Ingredients:

  • 1 pound (454g) spaghetti
  • 8 ounces (227g) cream cheese, softened
  • 1/2 cup (118ml) sour cream
  • 1/4 cup (59ml) grated Parmesan cheese, plus more for topping
  • 1 tablespoon (15ml) olive oil
  • 1 pound (454g) ground beef (80/20 blend recommended for flavour)
  • 1 medium yellow onion, chopped
  • 2 cloves garlic, minced
  • 1 (28 ounce) can (794g) crushed tomatoes
  • 1 (15 ounce) can (425g) tomato sauce
  • 1 teaspoon dried oregano
  • 1/2 teaspoon dried basil
  • 1/4 teaspoon red pepper flakes (optional)
  • Salt and freshly ground black pepper to taste
  • 1 cup (237ml) shredded mozzarella cheese

Instructions:

  1. Cook spaghetti according to package directions until al dente. Drain well.
  2. In a large bowl, combine cream cheese, sour cream, and Parmesan cheese.
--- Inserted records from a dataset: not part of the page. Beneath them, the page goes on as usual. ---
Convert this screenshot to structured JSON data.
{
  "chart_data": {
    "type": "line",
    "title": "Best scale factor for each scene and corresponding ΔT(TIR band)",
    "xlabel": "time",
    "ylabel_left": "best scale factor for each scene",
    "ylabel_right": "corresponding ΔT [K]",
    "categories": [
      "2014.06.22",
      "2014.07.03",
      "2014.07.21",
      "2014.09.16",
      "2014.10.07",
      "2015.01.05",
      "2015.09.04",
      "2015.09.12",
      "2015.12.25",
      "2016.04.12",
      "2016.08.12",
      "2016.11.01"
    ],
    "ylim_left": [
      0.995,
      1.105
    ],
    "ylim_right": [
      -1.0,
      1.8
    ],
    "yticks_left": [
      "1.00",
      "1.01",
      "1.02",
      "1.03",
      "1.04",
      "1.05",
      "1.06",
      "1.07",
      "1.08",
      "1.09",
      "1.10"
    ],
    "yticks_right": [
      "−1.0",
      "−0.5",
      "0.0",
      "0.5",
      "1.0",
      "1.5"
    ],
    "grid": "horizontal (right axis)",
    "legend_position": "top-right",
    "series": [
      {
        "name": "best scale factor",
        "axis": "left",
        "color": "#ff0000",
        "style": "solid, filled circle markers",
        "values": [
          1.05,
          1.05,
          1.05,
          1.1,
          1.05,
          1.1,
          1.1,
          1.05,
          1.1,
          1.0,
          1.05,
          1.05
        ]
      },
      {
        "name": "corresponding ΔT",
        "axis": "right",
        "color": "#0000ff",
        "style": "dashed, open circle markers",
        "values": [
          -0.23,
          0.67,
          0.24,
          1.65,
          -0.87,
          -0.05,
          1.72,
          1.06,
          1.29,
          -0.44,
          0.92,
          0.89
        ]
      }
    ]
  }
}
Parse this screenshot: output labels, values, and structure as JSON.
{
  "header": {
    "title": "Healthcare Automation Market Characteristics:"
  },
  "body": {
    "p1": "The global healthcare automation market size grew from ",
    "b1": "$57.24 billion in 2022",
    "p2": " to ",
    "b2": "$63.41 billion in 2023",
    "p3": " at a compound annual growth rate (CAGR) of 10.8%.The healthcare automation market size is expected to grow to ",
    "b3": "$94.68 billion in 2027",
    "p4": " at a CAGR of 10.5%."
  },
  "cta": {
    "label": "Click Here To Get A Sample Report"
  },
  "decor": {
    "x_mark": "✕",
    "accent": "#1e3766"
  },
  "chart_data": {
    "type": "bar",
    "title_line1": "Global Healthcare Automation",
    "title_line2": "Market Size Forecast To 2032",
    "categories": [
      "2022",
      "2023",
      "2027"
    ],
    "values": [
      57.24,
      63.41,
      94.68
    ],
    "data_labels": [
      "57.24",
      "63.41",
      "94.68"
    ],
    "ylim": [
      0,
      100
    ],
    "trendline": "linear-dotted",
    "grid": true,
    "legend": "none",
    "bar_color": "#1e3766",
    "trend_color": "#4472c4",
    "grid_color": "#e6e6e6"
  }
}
Mix until smooth.
  3. Add the drained spaghetti to the cheese mixture and toss to coat evenly.
  4. Heat olive oil in a large skillet over medium heat. Add ground beef and cook, breaking it up with a spoon, until browned. Drain any excess grease.
  5. Add chopped onion and minced garlic to the skillet and cook until softened, about 5 minutes.
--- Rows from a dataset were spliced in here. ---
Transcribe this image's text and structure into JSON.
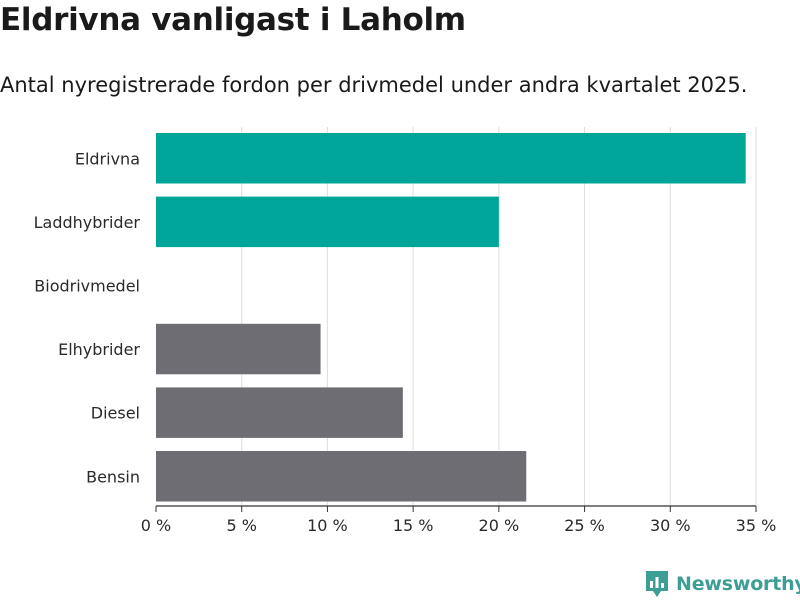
{
  "title": "Eldrivna vanligast i Laholm",
  "subtitle": "Antal nyregistrerade fordon per drivmedel under andra kvartalet 2025.",
  "brand": {
    "name": "Newsworthy",
    "color": "#3d9e96"
  },
  "colors": {
    "highlight": "#00a599",
    "default": "#6e6d73",
    "grid": "#dddddd"
  },
  "chart_data": {
    "type": "bar",
    "orientation": "horizontal",
    "categories": [
      "Eldrivna",
      "Laddhybrider",
      "Biodrivmedel",
      "Elhybrider",
      "Diesel",
      "Bensin"
    ],
    "values": [
      34.4,
      20.0,
      0,
      9.6,
      14.4,
      21.6
    ],
    "highlighted": [
      true,
      true,
      false,
      false,
      false,
      false
    ],
    "xlim": [
      0,
      35
    ],
    "xticks": [
      0,
      5,
      10,
      15,
      20,
      25,
      30,
      35
    ],
    "xtick_labels": [
      "0 %",
      "5 %",
      "10 %",
      "15 %",
      "20 %",
      "25 %",
      "30 %",
      "35 %"
    ],
    "xlabel": "",
    "ylabel": "",
    "grid": true,
    "legend": false
  }
}
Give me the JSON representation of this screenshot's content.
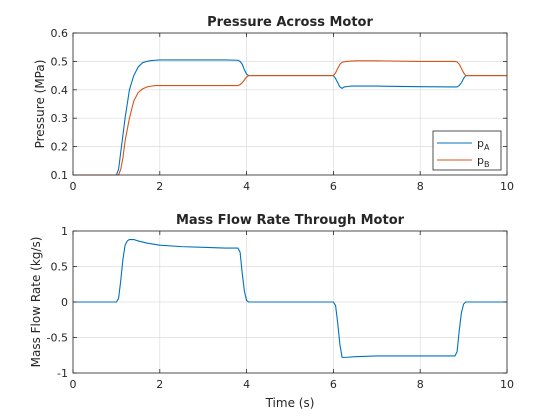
{
  "figure": {
    "background": "#ffffff",
    "axes_color": "#262626",
    "grid_color": "#dcdcdc"
  },
  "chart_data": [
    {
      "type": "line",
      "title": "Pressure Across Motor",
      "xlabel": "",
      "ylabel": "Pressure (MPa)",
      "xlim": [
        0,
        10
      ],
      "ylim": [
        0.1,
        0.6
      ],
      "xticks": [
        0,
        2,
        4,
        6,
        8,
        10
      ],
      "yticks": [
        0.1,
        0.2,
        0.3,
        0.4,
        0.5,
        0.6
      ],
      "xtick_labels": [
        "0",
        "2",
        "4",
        "6",
        "8",
        "10"
      ],
      "ytick_labels": [
        "0.1",
        "0.2",
        "0.3",
        "0.4",
        "0.5",
        "0.6"
      ],
      "grid": true,
      "legend": "bottom-right",
      "series": [
        {
          "name": "p",
          "subscript": "A",
          "color": "#0072bd",
          "x": [
            0,
            1.0,
            1.05,
            1.1,
            1.2,
            1.3,
            1.4,
            1.5,
            1.6,
            1.7,
            1.8,
            1.9,
            2.0,
            2.2,
            2.5,
            3.0,
            3.5,
            3.8,
            3.85,
            3.9,
            3.95,
            4.0,
            4.05,
            4.1,
            4.5,
            5.0,
            5.5,
            6.0,
            6.05,
            6.1,
            6.15,
            6.2,
            6.25,
            6.4,
            7.0,
            8.0,
            8.8,
            8.85,
            8.9,
            8.95,
            9.0,
            9.05,
            9.1,
            9.5,
            10.0
          ],
          "y": [
            0.1,
            0.1,
            0.12,
            0.18,
            0.3,
            0.4,
            0.45,
            0.48,
            0.495,
            0.5,
            0.503,
            0.504,
            0.505,
            0.505,
            0.505,
            0.505,
            0.505,
            0.504,
            0.5,
            0.49,
            0.47,
            0.455,
            0.45,
            0.45,
            0.45,
            0.45,
            0.45,
            0.45,
            0.44,
            0.425,
            0.41,
            0.405,
            0.41,
            0.413,
            0.413,
            0.411,
            0.41,
            0.41,
            0.415,
            0.425,
            0.44,
            0.45,
            0.45,
            0.45,
            0.45
          ]
        },
        {
          "name": "p",
          "subscript": "B",
          "color": "#d95319",
          "x": [
            0,
            1.05,
            1.1,
            1.15,
            1.2,
            1.3,
            1.4,
            1.5,
            1.6,
            1.7,
            1.8,
            1.9,
            2.0,
            2.5,
            3.0,
            3.5,
            3.8,
            3.85,
            3.9,
            3.95,
            4.0,
            4.05,
            4.1,
            4.5,
            5.0,
            5.5,
            6.0,
            6.05,
            6.1,
            6.15,
            6.2,
            6.3,
            6.5,
            7.0,
            8.0,
            8.8,
            8.85,
            8.9,
            8.95,
            9.0,
            9.05,
            9.1,
            9.5,
            10.0
          ],
          "y": [
            0.1,
            0.1,
            0.12,
            0.16,
            0.22,
            0.3,
            0.36,
            0.39,
            0.403,
            0.41,
            0.413,
            0.415,
            0.415,
            0.415,
            0.415,
            0.415,
            0.415,
            0.418,
            0.425,
            0.435,
            0.445,
            0.45,
            0.45,
            0.45,
            0.45,
            0.45,
            0.45,
            0.46,
            0.475,
            0.49,
            0.497,
            0.5,
            0.502,
            0.502,
            0.5,
            0.5,
            0.498,
            0.49,
            0.475,
            0.46,
            0.45,
            0.45,
            0.45,
            0.45
          ]
        }
      ]
    },
    {
      "type": "line",
      "title": "Mass Flow Rate Through Motor",
      "xlabel": "Time (s)",
      "ylabel": "Mass Flow Rate (kg/s)",
      "xlim": [
        0,
        10
      ],
      "ylim": [
        -1,
        1
      ],
      "xticks": [
        0,
        2,
        4,
        6,
        8,
        10
      ],
      "yticks": [
        -1,
        -0.5,
        0,
        0.5,
        1
      ],
      "xtick_labels": [
        "0",
        "2",
        "4",
        "6",
        "8",
        "10"
      ],
      "ytick_labels": [
        "-1",
        "-0.5",
        "0",
        "0.5",
        "1"
      ],
      "grid": true,
      "series": [
        {
          "name": "",
          "color": "#0072bd",
          "x": [
            0,
            1.0,
            1.05,
            1.1,
            1.15,
            1.2,
            1.25,
            1.3,
            1.4,
            1.5,
            1.7,
            2.0,
            2.5,
            3.0,
            3.5,
            3.8,
            3.85,
            3.9,
            3.95,
            4.0,
            4.05,
            4.2,
            5.0,
            6.0,
            6.05,
            6.1,
            6.15,
            6.2,
            6.3,
            6.5,
            7.0,
            8.0,
            8.8,
            8.85,
            8.9,
            8.95,
            9.0,
            9.05,
            9.2,
            10.0
          ],
          "y": [
            0,
            0,
            0.05,
            0.3,
            0.6,
            0.8,
            0.86,
            0.88,
            0.88,
            0.86,
            0.83,
            0.8,
            0.78,
            0.77,
            0.76,
            0.76,
            0.7,
            0.4,
            0.15,
            0.02,
            0,
            0,
            0,
            0,
            -0.05,
            -0.3,
            -0.6,
            -0.78,
            -0.78,
            -0.77,
            -0.76,
            -0.76,
            -0.76,
            -0.7,
            -0.4,
            -0.15,
            -0.03,
            0,
            0,
            0
          ]
        }
      ]
    }
  ]
}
  6. Stir in crushed tomatoes, tomato sauce, oregano, basil, red pepper flakes (if using), salt, and pepper. Bring to a simmer and cook for 15 minutes, stirring occasionally, to allow the flavours to meld.
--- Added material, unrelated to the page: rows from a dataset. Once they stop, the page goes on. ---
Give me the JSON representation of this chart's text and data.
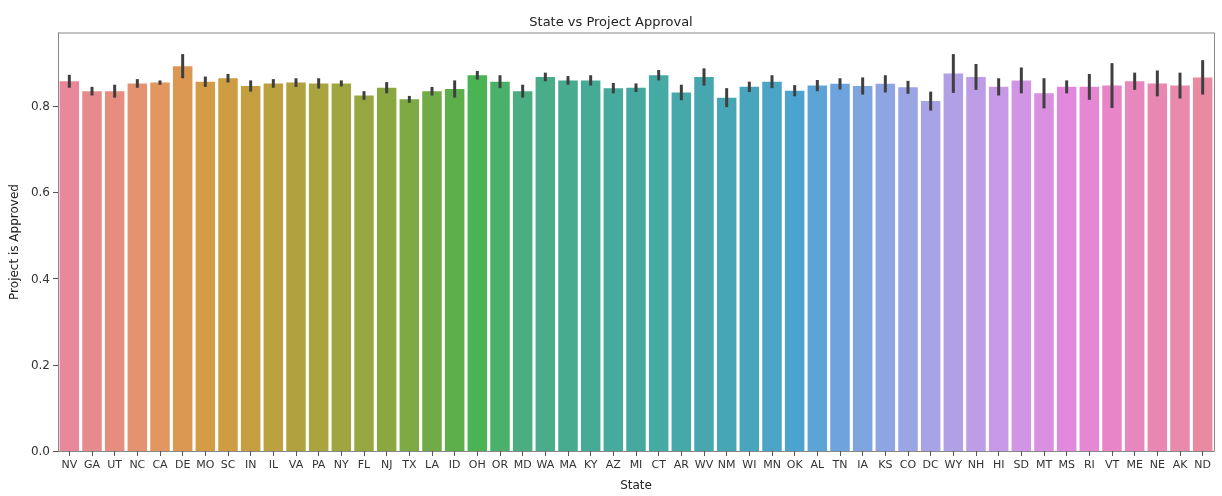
{
  "chart_data": {
    "type": "bar",
    "title": "State vs Project Approval",
    "xlabel": "State",
    "ylabel": "Project is Approved",
    "categories": [
      "NV",
      "GA",
      "UT",
      "NC",
      "CA",
      "DE",
      "MO",
      "SC",
      "IN",
      "IL",
      "VA",
      "PA",
      "NY",
      "FL",
      "NJ",
      "TX",
      "LA",
      "ID",
      "OH",
      "OR",
      "MD",
      "WA",
      "MA",
      "KY",
      "AZ",
      "MI",
      "CT",
      "AR",
      "WV",
      "NM",
      "WI",
      "MN",
      "OK",
      "AL",
      "TN",
      "IA",
      "KS",
      "CO",
      "DC",
      "WY",
      "NH",
      "HI",
      "SD",
      "MT",
      "MS",
      "RI",
      "VT",
      "ME",
      "NE",
      "AK",
      "ND"
    ],
    "values": [
      0.858,
      0.835,
      0.835,
      0.853,
      0.855,
      0.893,
      0.857,
      0.865,
      0.847,
      0.853,
      0.855,
      0.853,
      0.853,
      0.825,
      0.843,
      0.816,
      0.835,
      0.84,
      0.872,
      0.857,
      0.835,
      0.868,
      0.86,
      0.86,
      0.842,
      0.843,
      0.872,
      0.832,
      0.868,
      0.82,
      0.845,
      0.857,
      0.836,
      0.848,
      0.852,
      0.847,
      0.852,
      0.844,
      0.812,
      0.876,
      0.868,
      0.845,
      0.86,
      0.83,
      0.845,
      0.845,
      0.848,
      0.858,
      0.853,
      0.848,
      0.867
    ],
    "errors": [
      0.015,
      0.01,
      0.015,
      0.01,
      0.005,
      0.028,
      0.012,
      0.01,
      0.013,
      0.01,
      0.01,
      0.012,
      0.007,
      0.01,
      0.013,
      0.008,
      0.01,
      0.02,
      0.01,
      0.015,
      0.015,
      0.01,
      0.01,
      0.012,
      0.012,
      0.01,
      0.012,
      0.018,
      0.02,
      0.022,
      0.012,
      0.015,
      0.013,
      0.013,
      0.013,
      0.02,
      0.02,
      0.015,
      0.022,
      0.045,
      0.03,
      0.02,
      0.03,
      0.035,
      0.015,
      0.03,
      0.052,
      0.02,
      0.03,
      0.03,
      0.04
    ],
    "colors": [
      "#e8889a",
      "#e78a8d",
      "#e68d80",
      "#e49270",
      "#e29660",
      "#dc9852",
      "#d69b45",
      "#ce9d42",
      "#c59f3f",
      "#bca13f",
      "#b2a23f",
      "#aaa43f",
      "#a1a53f",
      "#96a73f",
      "#8aa83f",
      "#7daa42",
      "#70ab45",
      "#5daf4c",
      "#4ab354",
      "#4ab16a",
      "#4aae80",
      "#48ad88",
      "#47ab90",
      "#46ab96",
      "#46aa9c",
      "#45a9a0",
      "#45a9a4",
      "#45a8a9",
      "#46a7ae",
      "#47a6b6",
      "#48a5bd",
      "#4aa4c6",
      "#4ba3cf",
      "#5ca3d6",
      "#6ea4dd",
      "#7ea5e0",
      "#8ea5e3",
      "#9ba4e5",
      "#a8a2e6",
      "#b2a0e6",
      "#bc9de6",
      "#c799e6",
      "#d295e5",
      "#da8fe1",
      "#e288dd",
      "#e587d3",
      "#e785c8",
      "#e886be",
      "#e987b3",
      "#e989ab",
      "#e98aa2"
    ],
    "ylim": [
      0,
      0.97
    ],
    "yticks": [
      {
        "value": 0,
        "label": "0.0"
      },
      0.2,
      0.4,
      0.6,
      0.8
    ],
    "grid": false
  }
}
  7. Spread half of the spaghetti mixture in the bottom of the prepared baking dish.
  8. Pour the meat sauce over the spaghetti layer. Top with the remaining spaghetti mixture.
  9. Sprinkle the shredded mozzarella cheese evenly over the top of the casserole.
  10. Bake in a preheated oven at 350°F (175°C) for 20-25 minutes, or until the cheese is melted and bubbly and the casserole is heated through.
  11. Let stand for 5-10 minutes before serving.